Klausner adds that she always makes sure to get a patient’s medical history and has referred patients to a psychologist or psychiatrist if she suspects any body image disorders to be the motivation for the surgery.
Those disorders are Dr. Tom Hildebrandt’s area of study. As the Chief of the Division of Eating & Weight Disorders at The Mount Sinai Hospital, Hildebrandt, a psychologist, says “it’s become more and more of a focus particularly in the younger generation.”
This obsessive focus can sometimes signal an eating disorder or Body Dysmorphic Disorder, now dubbed ‘Selfie’ or ‘Snapchat’ dysmorphia.
Hildebrandt says he’s seeing an increasing number of young patients with these issues and has also seen the devastating effects they can lead to.
“I’ve seen people lose significant relationships, connections with family, professional opportunities in some cases. It even becomes life threatening in the sense that you want to take your own life. It can lead to suicidal thinking and even suicidal attempts,” he said.
Frezza has considered that she may “have a bit of dysmorphia” but says she’s careful.
“I think what keeps me safe is that I don’t make drastic decisions. I never have.
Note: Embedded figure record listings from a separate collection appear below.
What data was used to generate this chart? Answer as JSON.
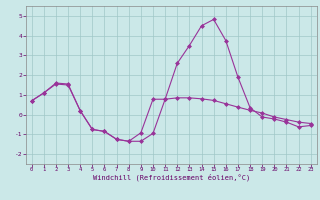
{
  "xlabel": "Windchill (Refroidissement éolien,°C)",
  "background_color": "#cbe8e8",
  "grid_color": "#a0c8c8",
  "line_color": "#993399",
  "spine_color": "#888888",
  "tick_label_color": "#660066",
  "xlim": [
    -0.5,
    23.5
  ],
  "ylim": [
    -2.5,
    5.5
  ],
  "xticks": [
    0,
    1,
    2,
    3,
    4,
    5,
    6,
    7,
    8,
    9,
    10,
    11,
    12,
    13,
    14,
    15,
    16,
    17,
    18,
    19,
    20,
    21,
    22,
    23
  ],
  "yticks": [
    -2,
    -1,
    0,
    1,
    2,
    3,
    4,
    5
  ],
  "line1_x": [
    0,
    1,
    2,
    3,
    4,
    5,
    6,
    7,
    8,
    9,
    10,
    11,
    12,
    13,
    14,
    15,
    16,
    17,
    18,
    19,
    20,
    21,
    22,
    23
  ],
  "line1_y": [
    0.7,
    1.1,
    1.6,
    1.55,
    0.2,
    -0.75,
    -0.85,
    -1.25,
    -1.35,
    -1.35,
    -0.95,
    0.78,
    0.85,
    0.85,
    0.8,
    0.72,
    0.55,
    0.38,
    0.22,
    0.08,
    -0.12,
    -0.25,
    -0.38,
    -0.45
  ],
  "line2_x": [
    0,
    1,
    2,
    3,
    4,
    5,
    6,
    7,
    8,
    9,
    10,
    11,
    12,
    13,
    14,
    15,
    16,
    17,
    18,
    19,
    20,
    21,
    22,
    23
  ],
  "line2_y": [
    0.7,
    1.1,
    1.55,
    1.5,
    0.2,
    -0.75,
    -0.85,
    -1.25,
    -1.35,
    -0.92,
    0.78,
    0.78,
    2.6,
    3.5,
    4.5,
    4.82,
    3.75,
    1.9,
    0.35,
    -0.12,
    -0.22,
    -0.38,
    -0.62,
    -0.55
  ],
  "marker": "D",
  "markersize": 2.0,
  "linewidth": 0.8
}
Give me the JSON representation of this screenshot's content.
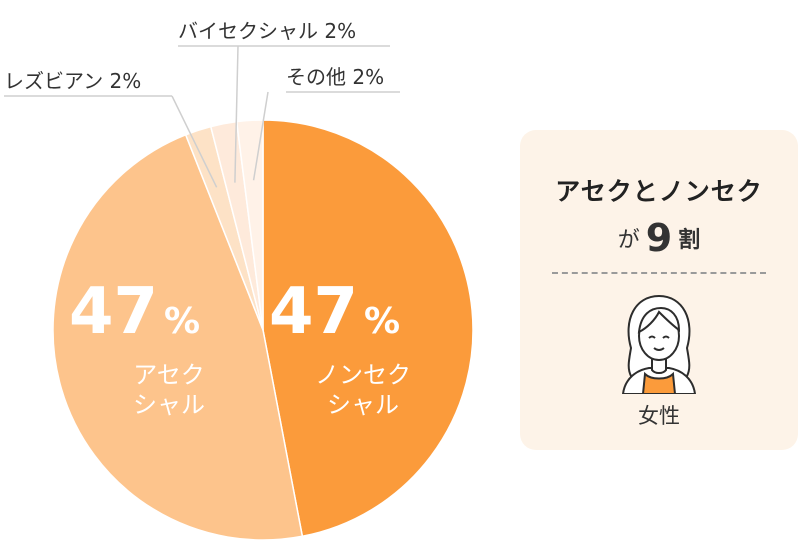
{
  "chart_data": {
    "type": "pie",
    "slices": [
      {
        "label": "ノンセクシャル",
        "value": 47,
        "color": "#fb9b3b"
      },
      {
        "label": "アセクシャル",
        "value": 47,
        "color": "#fdc48c"
      },
      {
        "label": "レズビアン",
        "value": 2,
        "color": "#fde2c6"
      },
      {
        "label": "バイセクシャル",
        "value": 2,
        "color": "#feeadb"
      },
      {
        "label": "その他",
        "value": 2,
        "color": "#fff2e8"
      }
    ],
    "inside_labels": [
      {
        "value_text": "47",
        "unit": "%",
        "line1": "ノンセク",
        "line2": "シャル"
      },
      {
        "value_text": "47",
        "unit": "%",
        "line1": "アセク",
        "line2": "シャル"
      }
    ],
    "callouts": [
      {
        "text": "レズビアン 2%"
      },
      {
        "text": "バイセクシャル 2%"
      },
      {
        "text": "その他 2%"
      }
    ]
  },
  "card": {
    "title": "アセクとノンセク",
    "sub_ga": "が",
    "sub_num": "9",
    "sub_wari": "割",
    "gender": "女性",
    "avatar_icon": "woman-avatar-icon",
    "colors": {
      "background": "#fdf3e8",
      "accent": "#fb9b3b"
    }
  }
}
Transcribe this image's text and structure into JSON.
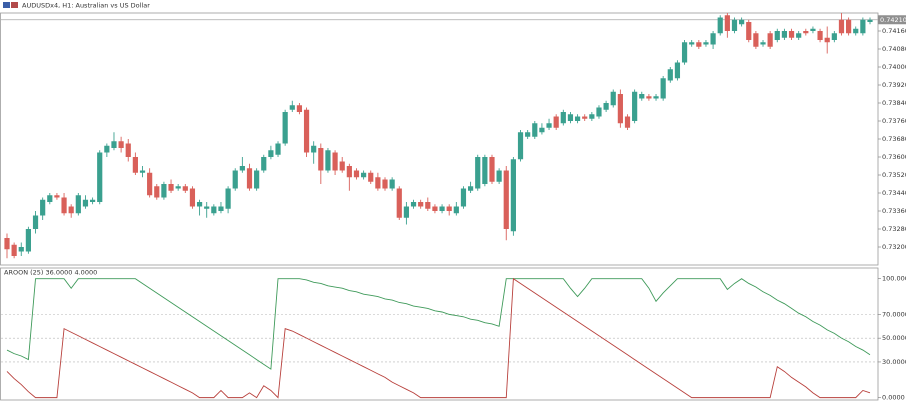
{
  "chart_data": [
    {
      "type": "candlestick",
      "title": "AUDUSDx4, H1:  Australian vs US Dollar",
      "up_color": "#3aa08f",
      "down_color": "#d9605a",
      "ylim": [
        0.7312,
        0.7424
      ],
      "yticks": [
        {
          "value": 0.7416,
          "label": "0.74160"
        },
        {
          "value": 0.7408,
          "label": "0.74080"
        },
        {
          "value": 0.74,
          "label": "0.74000"
        },
        {
          "value": 0.7392,
          "label": "0.73920"
        },
        {
          "value": 0.7384,
          "label": "0.73840"
        },
        {
          "value": 0.7376,
          "label": "0.73760"
        },
        {
          "value": 0.7368,
          "label": "0.73680"
        },
        {
          "value": 0.736,
          "label": "0.73600"
        },
        {
          "value": 0.7352,
          "label": "0.73520"
        },
        {
          "value": 0.7344,
          "label": "0.73440"
        },
        {
          "value": 0.7336,
          "label": "0.73360"
        },
        {
          "value": 0.7328,
          "label": "0.73280"
        },
        {
          "value": 0.732,
          "label": "0.73200"
        }
      ],
      "grid": false,
      "current_price": {
        "value": 0.7421,
        "label": "0.74210"
      },
      "open": [
        0.7324,
        0.7321,
        0.7318,
        0.7318,
        0.7328,
        0.7334,
        0.734,
        0.7343,
        0.7342,
        0.7338,
        0.7335,
        0.7338,
        0.734,
        0.734,
        0.7362,
        0.7364,
        0.7367,
        0.7366,
        0.736,
        0.7353,
        0.7353,
        0.7347,
        0.7342,
        0.7348,
        0.7346,
        0.7347,
        0.7346,
        0.7338,
        0.7337,
        0.7335,
        0.7336,
        0.7337,
        0.7346,
        0.7354,
        0.7355,
        0.7346,
        0.7354,
        0.736,
        0.7361,
        0.7366,
        0.7381,
        0.7383,
        0.7381,
        0.7362,
        0.7364,
        0.7354,
        0.7362,
        0.7358,
        0.7356,
        0.7354,
        0.7351,
        0.7353,
        0.7351,
        0.735,
        0.7346,
        0.7346,
        0.7333,
        0.7338,
        0.734,
        0.734,
        0.7338,
        0.7336,
        0.7338,
        0.7335,
        0.7338,
        0.7345,
        0.7346,
        0.7348,
        0.736,
        0.7349,
        0.7354,
        0.7327,
        0.7359,
        0.7369,
        0.7369,
        0.7371,
        0.7373,
        0.7378,
        0.7375,
        0.7376,
        0.7376,
        0.7378,
        0.7377,
        0.7378,
        0.7381,
        0.7383,
        0.7388,
        0.7378,
        0.7376,
        0.7386,
        0.7387,
        0.7386,
        0.7386,
        0.7394,
        0.7395,
        0.7402,
        0.741,
        0.7411,
        0.741,
        0.741,
        0.7415,
        0.7423,
        0.7416,
        0.7419,
        0.742,
        0.7415,
        0.741,
        0.7415,
        0.7412,
        0.7413,
        0.7416,
        0.7413,
        0.7416,
        0.7416,
        0.7416,
        0.7413,
        0.7412,
        0.7421,
        0.7421,
        0.7415,
        0.7415,
        0.742
      ],
      "high": [
        0.7326,
        0.7322,
        0.7322,
        0.7329,
        0.7336,
        0.7342,
        0.7344,
        0.7344,
        0.7344,
        0.7339,
        0.7344,
        0.7343,
        0.7342,
        0.7363,
        0.7366,
        0.7371,
        0.7369,
        0.7368,
        0.7362,
        0.7356,
        0.7355,
        0.7348,
        0.7349,
        0.735,
        0.7348,
        0.7348,
        0.7347,
        0.7341,
        0.734,
        0.7339,
        0.734,
        0.7347,
        0.7355,
        0.736,
        0.7357,
        0.7355,
        0.7361,
        0.7365,
        0.7367,
        0.7381,
        0.7385,
        0.7384,
        0.7382,
        0.7367,
        0.7366,
        0.7364,
        0.7363,
        0.736,
        0.7357,
        0.7355,
        0.7354,
        0.7354,
        0.7353,
        0.7351,
        0.7351,
        0.7347,
        0.734,
        0.7341,
        0.7341,
        0.7342,
        0.7339,
        0.7339,
        0.7339,
        0.734,
        0.7347,
        0.7349,
        0.7361,
        0.7361,
        0.7361,
        0.7355,
        0.7356,
        0.736,
        0.7372,
        0.7372,
        0.7376,
        0.7375,
        0.7377,
        0.7379,
        0.7381,
        0.738,
        0.7379,
        0.7379,
        0.738,
        0.7383,
        0.7385,
        0.739,
        0.739,
        0.7379,
        0.739,
        0.7389,
        0.7388,
        0.7388,
        0.7396,
        0.74,
        0.7403,
        0.7412,
        0.7412,
        0.7412,
        0.7412,
        0.7416,
        0.7423,
        0.7424,
        0.7422,
        0.7422,
        0.7421,
        0.7416,
        0.7412,
        0.7416,
        0.7417,
        0.7417,
        0.7417,
        0.7416,
        0.7417,
        0.7418,
        0.7417,
        0.7418,
        0.7416,
        0.7424,
        0.7422,
        0.7418,
        0.7422,
        0.7422
      ],
      "low": [
        0.7315,
        0.7315,
        0.7316,
        0.7317,
        0.7326,
        0.7332,
        0.7339,
        0.7341,
        0.7334,
        0.7333,
        0.7334,
        0.7337,
        0.7339,
        0.7339,
        0.736,
        0.7363,
        0.7362,
        0.7358,
        0.7352,
        0.7351,
        0.7342,
        0.7341,
        0.7341,
        0.7344,
        0.7345,
        0.7344,
        0.7337,
        0.7334,
        0.7333,
        0.7334,
        0.7335,
        0.7335,
        0.7345,
        0.7353,
        0.7345,
        0.7345,
        0.7353,
        0.7359,
        0.736,
        0.7365,
        0.738,
        0.7379,
        0.736,
        0.7357,
        0.7348,
        0.7353,
        0.7352,
        0.7353,
        0.7345,
        0.735,
        0.735,
        0.7348,
        0.7345,
        0.7345,
        0.7345,
        0.7332,
        0.733,
        0.7337,
        0.7337,
        0.7336,
        0.7335,
        0.7335,
        0.7334,
        0.7334,
        0.7337,
        0.7344,
        0.7345,
        0.7347,
        0.7348,
        0.7348,
        0.7323,
        0.7325,
        0.7358,
        0.7368,
        0.7368,
        0.737,
        0.7372,
        0.7372,
        0.7374,
        0.7375,
        0.7375,
        0.7376,
        0.7376,
        0.7377,
        0.738,
        0.7382,
        0.7373,
        0.7372,
        0.7375,
        0.7385,
        0.7385,
        0.7385,
        0.7385,
        0.7393,
        0.7394,
        0.7401,
        0.7409,
        0.7408,
        0.7409,
        0.7408,
        0.7414,
        0.7413,
        0.7415,
        0.7418,
        0.7411,
        0.7408,
        0.7409,
        0.7408,
        0.7411,
        0.7412,
        0.7412,
        0.7412,
        0.7414,
        0.7415,
        0.7411,
        0.7406,
        0.7411,
        0.7414,
        0.7414,
        0.7414,
        0.7414,
        0.7419
      ],
      "close": [
        0.7319,
        0.7316,
        0.732,
        0.7328,
        0.7334,
        0.7341,
        0.7343,
        0.7342,
        0.7335,
        0.7335,
        0.7343,
        0.7341,
        0.7341,
        0.7362,
        0.7365,
        0.7367,
        0.7364,
        0.736,
        0.7353,
        0.7354,
        0.7343,
        0.7342,
        0.7348,
        0.7345,
        0.7347,
        0.7345,
        0.7338,
        0.734,
        0.7338,
        0.7338,
        0.7338,
        0.7346,
        0.7354,
        0.7356,
        0.7346,
        0.7354,
        0.736,
        0.7363,
        0.7366,
        0.738,
        0.7383,
        0.738,
        0.7362,
        0.7365,
        0.7354,
        0.7363,
        0.7354,
        0.7354,
        0.7351,
        0.7351,
        0.7353,
        0.7349,
        0.7346,
        0.7346,
        0.735,
        0.7333,
        0.7338,
        0.734,
        0.7338,
        0.7337,
        0.7336,
        0.7338,
        0.7336,
        0.7338,
        0.7346,
        0.7347,
        0.736,
        0.736,
        0.7349,
        0.7354,
        0.7328,
        0.7359,
        0.7371,
        0.7371,
        0.7375,
        0.7373,
        0.7375,
        0.7373,
        0.738,
        0.7379,
        0.7378,
        0.7377,
        0.7379,
        0.7382,
        0.7384,
        0.7389,
        0.7375,
        0.7373,
        0.7389,
        0.7388,
        0.7386,
        0.7387,
        0.7395,
        0.7399,
        0.7402,
        0.7411,
        0.7411,
        0.7409,
        0.7411,
        0.7415,
        0.7422,
        0.7416,
        0.7421,
        0.7421,
        0.7412,
        0.7409,
        0.7411,
        0.7409,
        0.7416,
        0.7416,
        0.7413,
        0.7415,
        0.7415,
        0.7417,
        0.7412,
        0.7411,
        0.7415,
        0.7415,
        0.7415,
        0.7417,
        0.7421,
        0.7421
      ]
    },
    {
      "type": "line",
      "title": "AROON (25) 36.0000 4.0000",
      "ylim": [
        -2,
        109
      ],
      "yticks": [
        {
          "value": 100,
          "label": "100.0000"
        },
        {
          "value": 70,
          "label": "70.0000"
        },
        {
          "value": 50,
          "label": "50.0000"
        },
        {
          "value": 30,
          "label": "30.0000"
        },
        {
          "value": 0,
          "label": "0.0000"
        }
      ],
      "grid": true,
      "series": [
        {
          "color": "#3f9a5a",
          "values": [
            40,
            37,
            35,
            32,
            100,
            100,
            100,
            100,
            100,
            92,
            100,
            100,
            100,
            100,
            100,
            100,
            100,
            100,
            100,
            96,
            92,
            88,
            84,
            80,
            76,
            72,
            68,
            64,
            60,
            56,
            52,
            48,
            44,
            40,
            36,
            32,
            28,
            24,
            100,
            100,
            100,
            100,
            99,
            97,
            96,
            94,
            93,
            92,
            90,
            89,
            87,
            86,
            85,
            83,
            82,
            80,
            79,
            77,
            76,
            75,
            73,
            72,
            70,
            69,
            68,
            66,
            65,
            63,
            62,
            60,
            100,
            100,
            100,
            100,
            100,
            100,
            100,
            100,
            100,
            92,
            85,
            92,
            100,
            100,
            100,
            100,
            100,
            100,
            100,
            100,
            92,
            81,
            88,
            94,
            100,
            100,
            100,
            100,
            100,
            100,
            100,
            91,
            96,
            100,
            96,
            93,
            89,
            86,
            82,
            79,
            75,
            71,
            68,
            64,
            61,
            57,
            54,
            50,
            47,
            43,
            40,
            36
          ]
        },
        {
          "color": "#b8403c",
          "values": [
            22,
            16,
            11,
            5,
            0,
            0,
            0,
            0,
            58,
            55,
            52,
            49,
            46,
            43,
            40,
            37,
            34,
            31,
            28,
            25,
            22,
            19,
            16,
            13,
            10,
            7,
            4,
            0,
            0,
            0,
            6,
            0,
            0,
            0,
            4,
            0,
            10,
            6,
            0,
            58,
            56,
            53,
            50,
            47,
            44,
            41,
            38,
            35,
            32,
            29,
            26,
            23,
            20,
            17,
            13,
            10,
            7,
            4,
            0,
            0,
            0,
            0,
            0,
            0,
            0,
            0,
            0,
            0,
            0,
            0,
            0,
            100,
            96,
            92,
            88,
            84,
            80,
            76,
            72,
            68,
            64,
            60,
            56,
            52,
            48,
            44,
            40,
            36,
            32,
            28,
            24,
            20,
            16,
            12,
            8,
            4,
            0,
            0,
            0,
            0,
            0,
            0,
            0,
            0,
            0,
            0,
            0,
            0,
            26,
            22,
            17,
            13,
            9,
            4,
            0,
            0,
            0,
            0,
            0,
            0,
            6,
            4
          ]
        }
      ]
    }
  ]
}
I’m a well-planned out person so I feel like that’s what keeps me grounded and keeps me from doing anything crazy” she says, adding that “it gets kind of addicting, but at some point, you have to realize that you look nothing like yourself and you have to scale back a bit.”
In August, Instagram released plastic surgery filters, but removed them in October just three months later saying: “We’re re-evaluating our policies – we want AR [Augmented Reality] effects to be a positive experience for people. While we’re re-evaluating, we will: 1) remove all effects associated with plastic surgery from the Instagram Effect Gallery; 2) stop further approval of new effects like this; 3) and remove current effects if they’re reported to us.”
Hildebrandt thinks it’s a step in the right direction and wants all social media users to consider that “an image is a snapshot. It’s a single moment in time and that sets you up to exist in just one moment…and so you have to spend a lot of energy into trying to create the perfect moment and that’s a tough thing to do.”
“Facetune is a very dangerous tool. You find yourself making all of these changes that don’t really bother you but the fact that it is so easy to optimize them is a little bit dangerous,” she says.
NBC 4 New York reached out to Snapchat and Facetune for comment on this story. They did not respond to multiple email requests.